De Minister van Financiën behartigde de algemene financiën van het koninkrijk, met zorg voor de algemene begroting, voor de schatkist, voor de inning van belastingen en voor de rechtspraak op het gebied van de convooien en licenten. Evenals de Secretaris van Staat voor de Financiën beheerde de minister samen met zijn secretaris-generaal het Nationaal Fonds van Mortificatie van de staatsschuld. In mei 1807 werd dit fonds verzelfstandigd tot een onafhankelijk mortificatiefonds (zie afzonderlijke beschrijving).

De Minister van Financiën werd bijgestaan door een Commissie van Superintendentie tot de Zaken van de Verpondingen met een president, twee leden en een secretaris, belast met de invoering van de ordonnantie op het middel van de generale verponding. Deze commissie had gecommitteerden voor de verponding in arrondissementen en ressorten van de beschreven middelen waarin het land was verdeeld. Bovendien had de minister de beschikking over zes raden die onder zijn verantwoordelijkheid bijeenkwamen, met de titel Raden van de Minister van Financiën. Deze zes vormden samen tevens de Raad van Judicature van de Middelen te Water en te Lande. Het eerste drietal raden adviseerde inzake algemene zaken van financiën en trad op als rekenmeesters voor de comptabiliteit van de voormalige Nassause domeinen. Het tweede drietal adviseerde inzake convooien en licenten en trad op als rekenmeesters voor de comptabiliteit van de convooien en licenten.

In 1806 en begin 1807 werd het Ministerie van Financiën langzamerhand zo centralistisch mogelijk ingericht.

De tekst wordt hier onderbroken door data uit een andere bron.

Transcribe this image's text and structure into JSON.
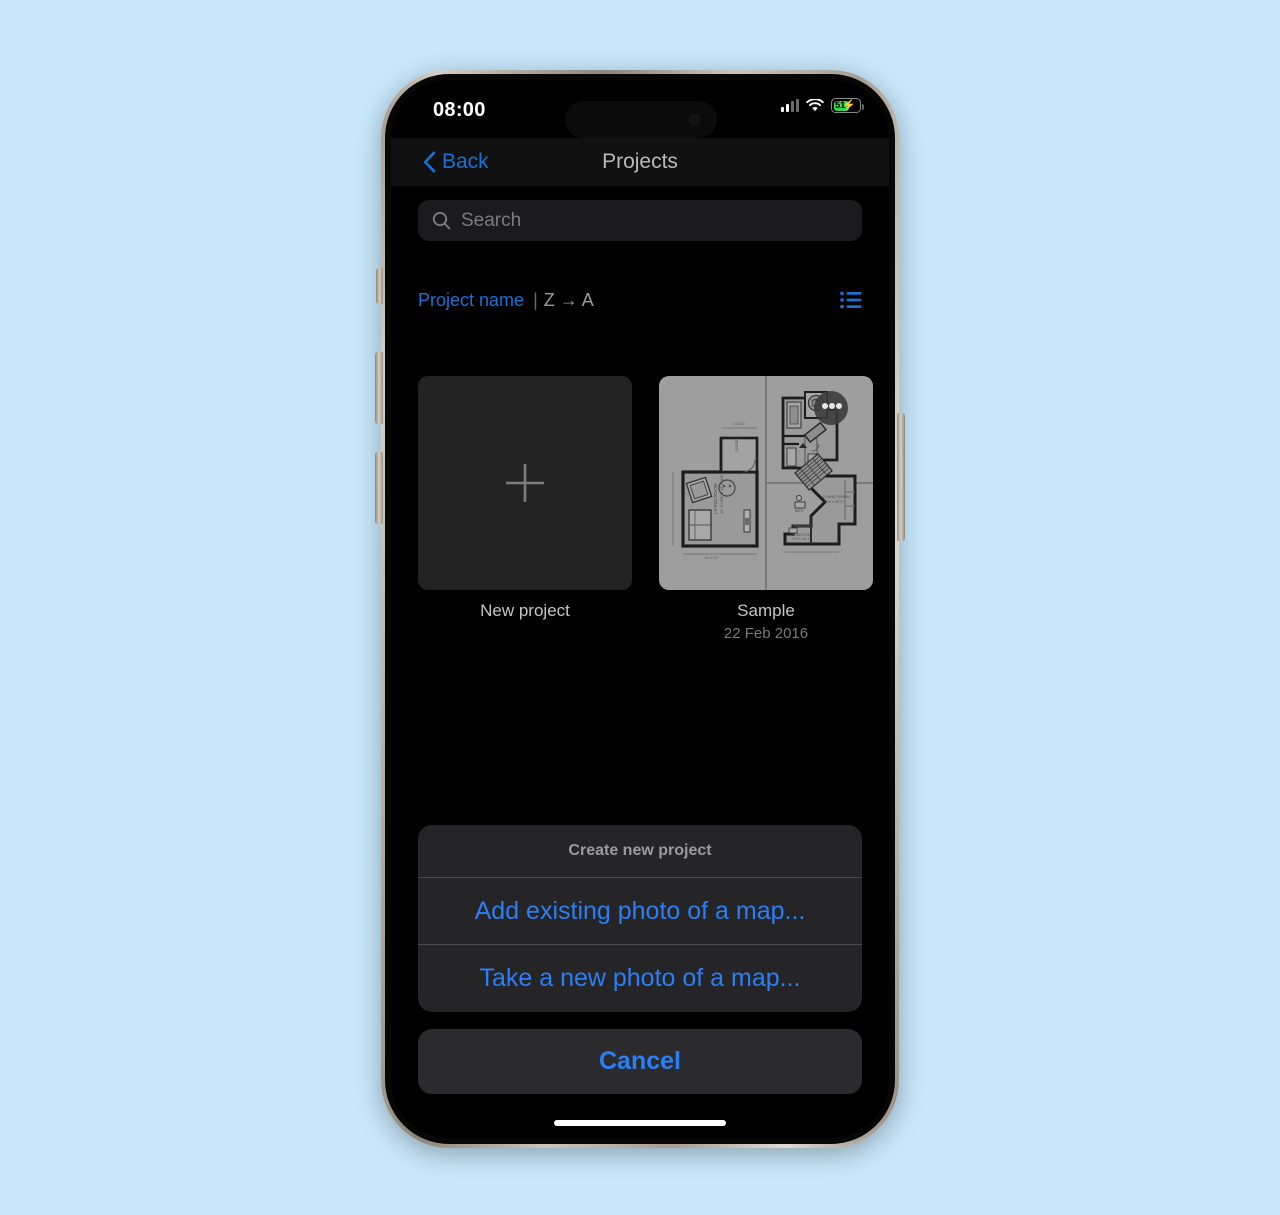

De onderdelen waren: 1) generaal secretariaat met a) het bureau van de secretaris-generaal, b) divisie generale secretarie (kanselarij) met een bureau en c) divisie kamer der archieven; 2) divisie tresorie of administratie van de publieke schatkist met a) eerste afdeling registratie van week en maandstaten, liquidatie en acten van charge en décharge en b) tweede afdeling ordonnantiën, wisselbrieven en registratie; 3) divisie administratie van de convooien en licenten met a) eerste afdeling ontvangst en recherche van de middelen te water, in- en uitvoer en b) tweede afdeling controle op de ontvangst van de middelen en comptabiliteit; 4) divisie administratie van de Nassause domeinen met a) eerste afdeling dagelijkse administratie, correspondentie met de rentmeesters, betalingen, b) tweede afdeling inspectie van de domeinen en projecten ter verbetering, c) derde afdeling controle van de administratie van de domeinen en d) vierde afdeling generale tresorie van de domeinen, ontvangsten en betalingen aan rentmeesters, betaling van renten en schulden; 5) divisie conversie van de staatsschulden waarvan de chef de titel commissaris bij het departement van conversie voerde.

In dezelfde lijn werd op 20 mei 1807 besloten een divisie generaal kantoor van onderzoek en liquidatie te lande op te richten, waarvan de organisatie in januari 1808 is vastgesteld. De chef kreeg de naam directeur van de comptabiliteit van de middelen te lande, met naast zich een sous-chef met de titel adjunct-directeur. Beiden werkten onmiddellijk met de minister samen. De divisie had tot taak toezicht te houden op de vele comptabele ambtenaren en lijn te brengen in hun administratie. Bovendien is op 7 juli 1807 de Dienst van de Posterijen als Directoraat-Generaal aan het ministerie toegevoegd.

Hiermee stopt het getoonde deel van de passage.